A shoe flung into the air such that at the end of 2.0 m/s it is at its maximum height moving at 6.0 m/s. How far away will it be from the thrower when it returns to the launch altitude.
2.0 what?
2.0 s
by the way at max height, your entire velocity is the horizontal component, u = 6 m/s , which is constant until it hits something.

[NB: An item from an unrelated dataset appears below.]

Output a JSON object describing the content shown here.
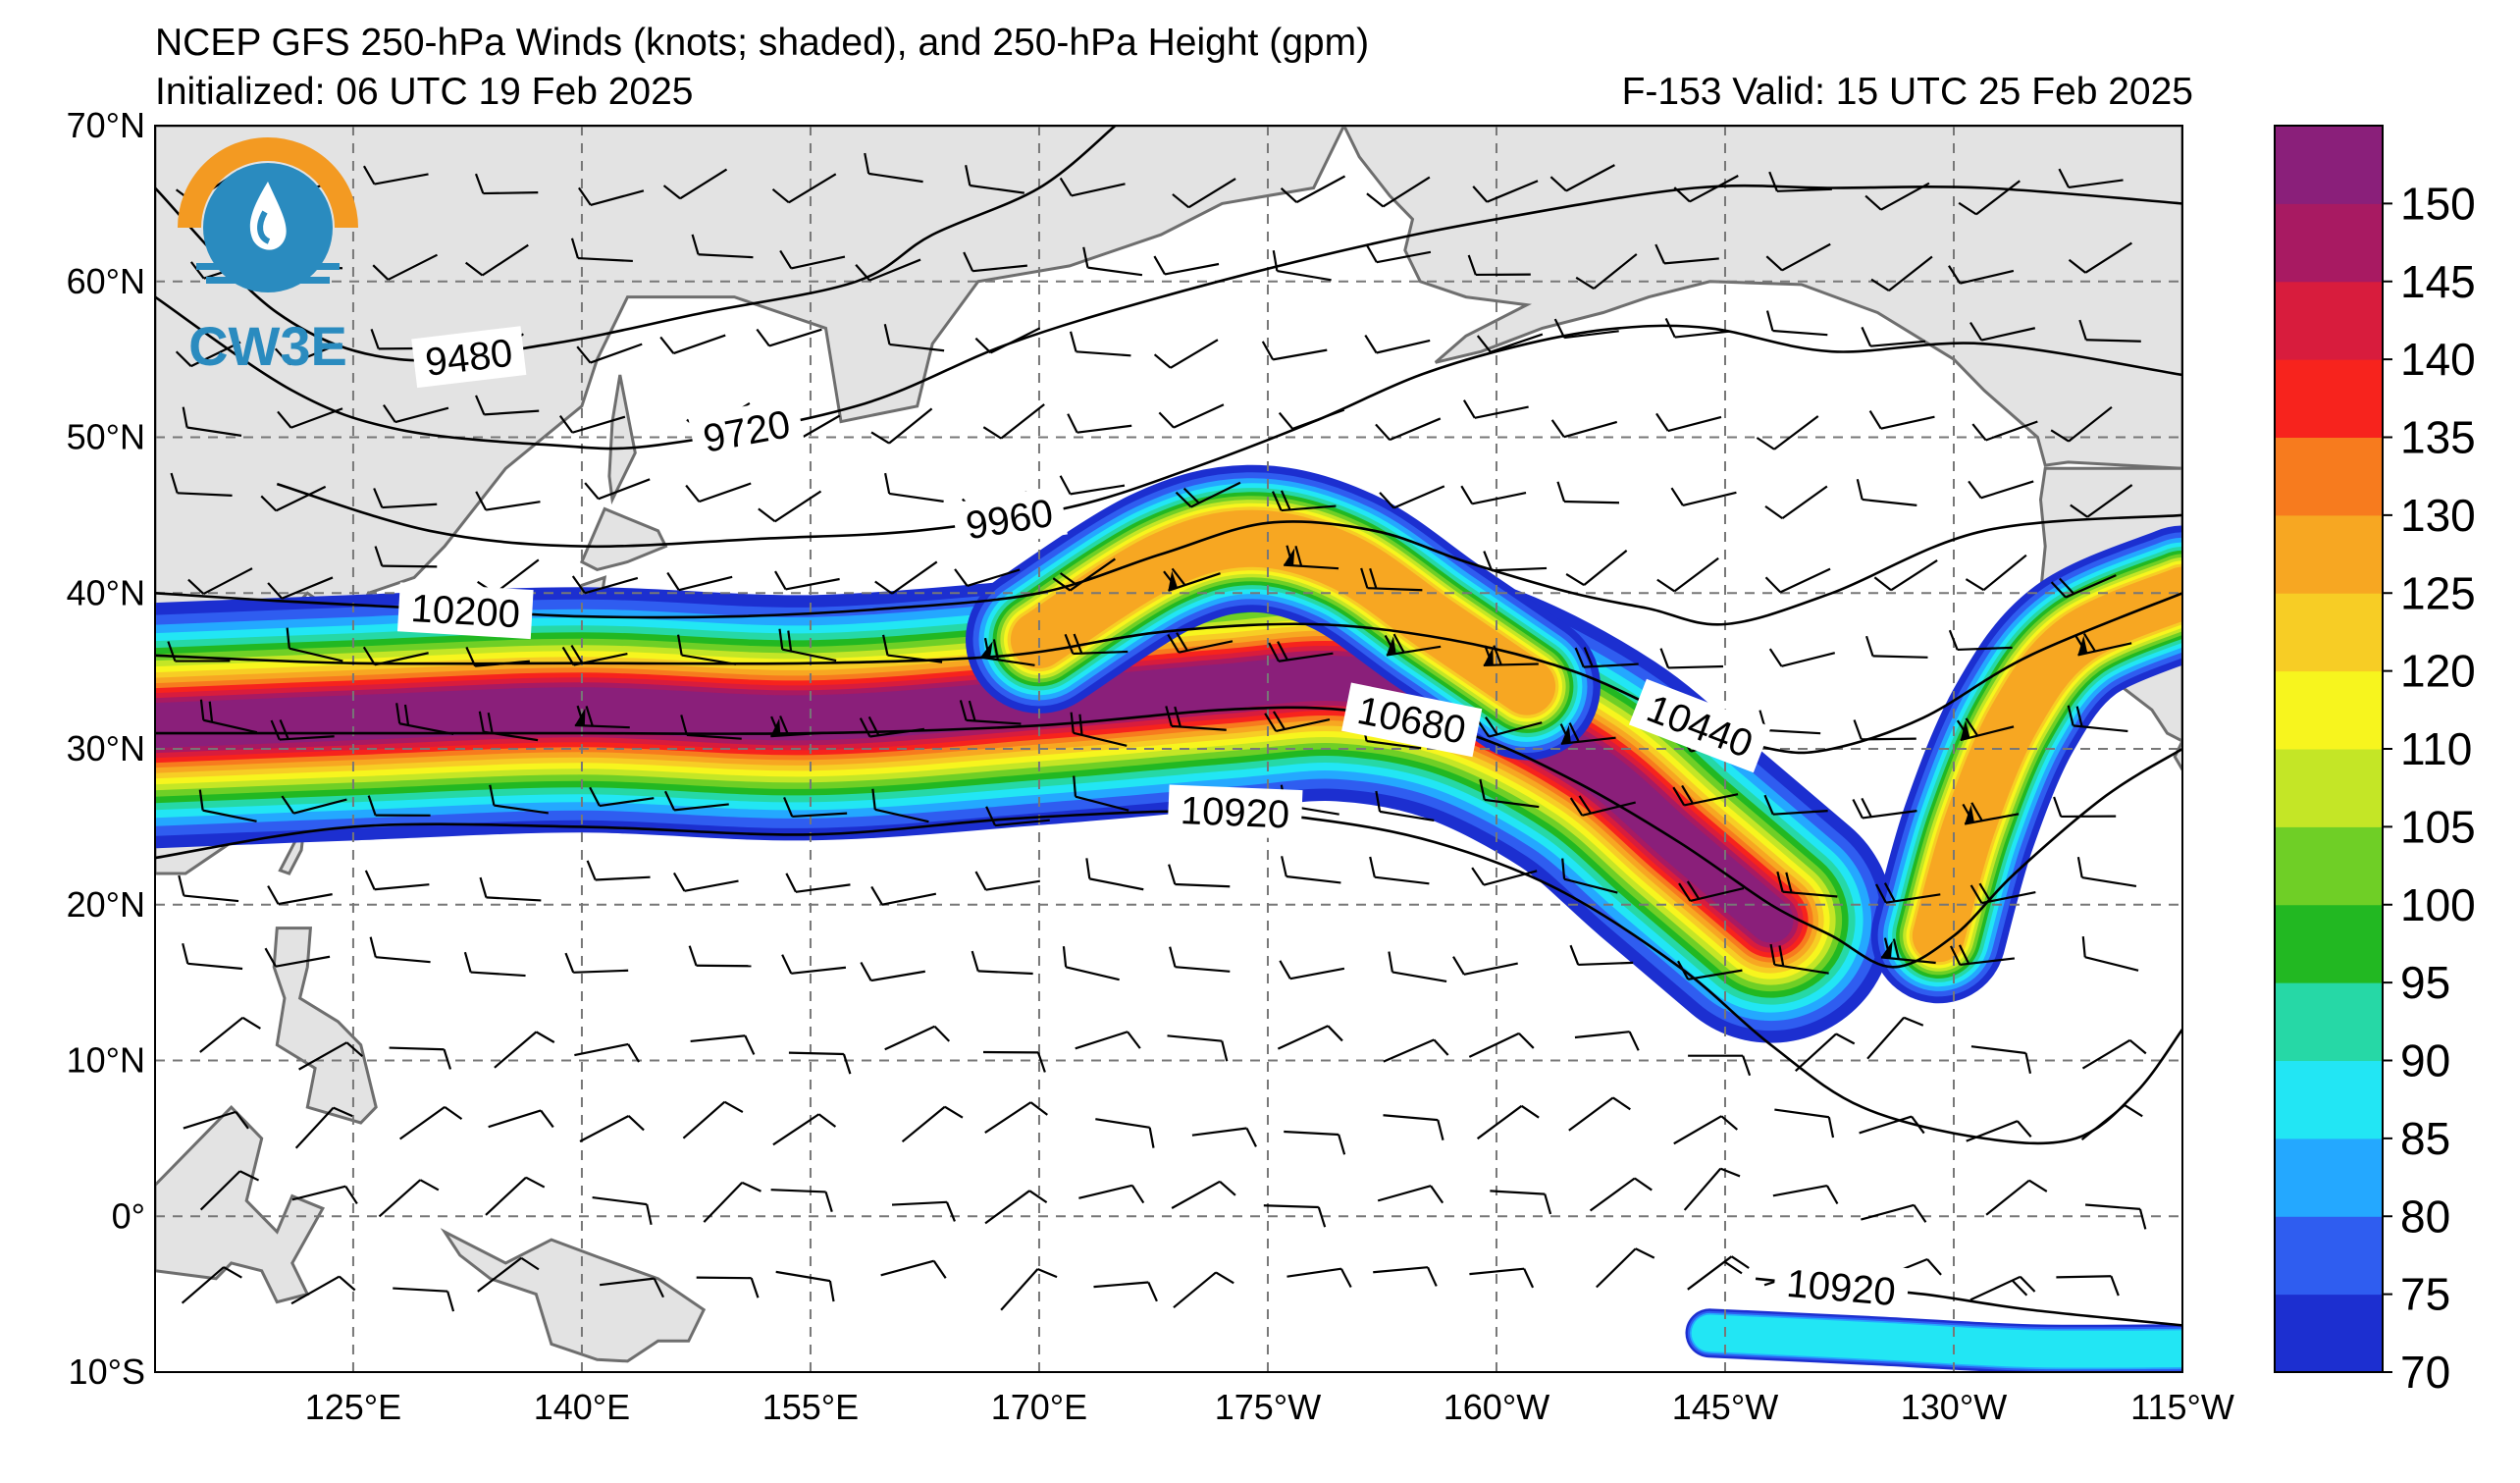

so it took 2 seconds to stop vertical motion
so it was in the air for 4 seconds
so it went 6 * 4 = 24 meters
To solve this problem, we can use the concept of projectile motion. Let's break down the given information:
Initial velocity (u) = 2.0 m/s (upward)
Final velocity (v) = 6.0 m/s (downward)
Acceleration (a) = -9.8 m/s² (due to gravity, always directed downwards)
Distance traveled upwards = Distance traveled downwards (since the shoe returns to the launch altitude)
We need to find the distance traveled when the shoe returns to the launch altitude. To do this, we'll make use of the following equation:
v² = u² + 2ad
Where:
v = final velocity
u = initial velocity
a = acceleration
d = distance
Since the initial velocity is upwards, we can assign it a negative value to maintain consistent signs with the acceleration. Therefore:
u = -2.0 m/s
Simplifying the equation to solve for distance (d), we have:
d = (v² - u²) / (2a)
Substituting the values we have:
d = (6.0² - (-2.0)²) / (2 * -9.8)
Calculating this expression gives us:
d = 19.8 / -19.6
d ≈ -1.01 m
The negative sign indicates that the distance is in the opposite direction of the shoe's launch. So, the shoe will be approximately 1.01 meters away from the thrower when it returns to the launch altitude.